My editor still thinks Cassandra is the right person to be writing the Society Page, which of course is ludicrous. I'd do a far better job than she ever could, but most likely the special treatment she gives him has landed her the Meaghan McCormack wedding, where she'll sit aside national Quidditch players, while I'm in the Leaky Cauldron interviewing some author who just published his first book, Break With A Banshee. It's maddening, really. However, I did a little background check and the man himself is a bit of eye candy, so if I play my cards right, my readers might just prefer my story over Cassandra's wedding wailings. Also, I wouldn't mind a bit of screaming myself, if you know what I mean (and I know you do).
The subject of my article sits at a table for two, a little to the left of the centre. I recognise him immediately from the photographs. He is a very handsome man indeed, with a captivating smile and wavy, blond hair. He greets me as if I'm an old friend instead of someone he met seconds ago.
"Rita Skeeter, how lovely to see you. I recognise your picture from the Daily Prophet."
I frown. There's a small picture of me above my column, but it's definitely not my best.
"I like to think that the picture doesn't do me justice."
He laughs. "Quite so, quite so. But let's cut to the chase, shall we? We're not here to talk about you, we're here to talk about me."
"I thought we were here to discuss your book." I already dislike this man. His self-confidence is appalling for someone who has yet to accomplish anything.
He must have read it on my face, for his smile quivers a bit.
"You and I, we're alike. We both need an audience for our writing. So I have a proposition to make."
I am intrigued. What could he possibly have to proposition? "I'm listening," I reply.
"You make this interview the best you've ever written, you tell your audience that buying this book might just be the best decision they've yet to make."
"Right. That sounds like a great deal for you, but where's my profit in that?"
"Ah, I thought you'd say that." He sends me that charming smile again and I feel my knees going wobbly and something coiling in my insides. "How about I'd give you a scoop, a scandal involving one Mrs Bagnold, something that will cause quite the stir when it's published?"
Now he's got my attention. If there's a scandal involving the Minister, that's definitely going to attract my readers. I needn't think long. I shake his extended hand and send him a seductive smile of my own. "I think I could work with that." He gets less irritating by the minute.
The next morning, not one, but two articles by my hand make it into the Prophet. The regular readers find their front page covered by the face of the Minister for Magic, and the headline "Skeletons In Her Closet: The Past That Millicent Bagnold Tries To Cover Up", by Rita Skeeter. Several owls had arrived at my editor's office early in the morning, bringing angry letters from the Ministry, even before the papers came out to the public, which all the more convinces him that the story is genuine.
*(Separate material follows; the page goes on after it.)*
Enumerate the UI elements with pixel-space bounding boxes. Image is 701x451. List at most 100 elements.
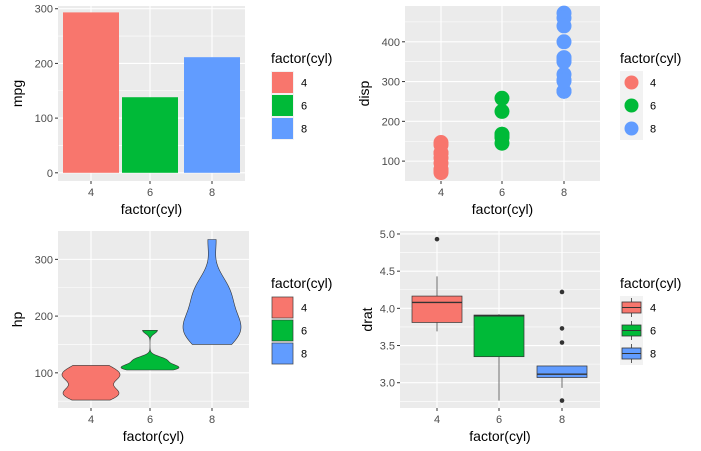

He saw himself forced to divide the Society Pages between myself and Cassandra, so that her two-page spread of the Wedding's Who's Wearing What had to be squeezed into one page (she refused the let anything out, so now the spread is practically unreadable), while the other page features my second contribution: A praising article on dashing Gilderoy Lockhart and his first book, with the note that this might just become this year's bestseller. There's a picture of the two of us at the centre (taken, as if with foresight, before the interview, when we both didn't look dishevelled yet), and from the paper, Gilderoy sends me cheeky wink that makes my mind wander back to our after-interview activities. I have a feeling this won't be the last he and I will be seeing of each other, and I grin. In retrospect, interviewing Gilderoy Lockhart wasn't such a bad assignment after all.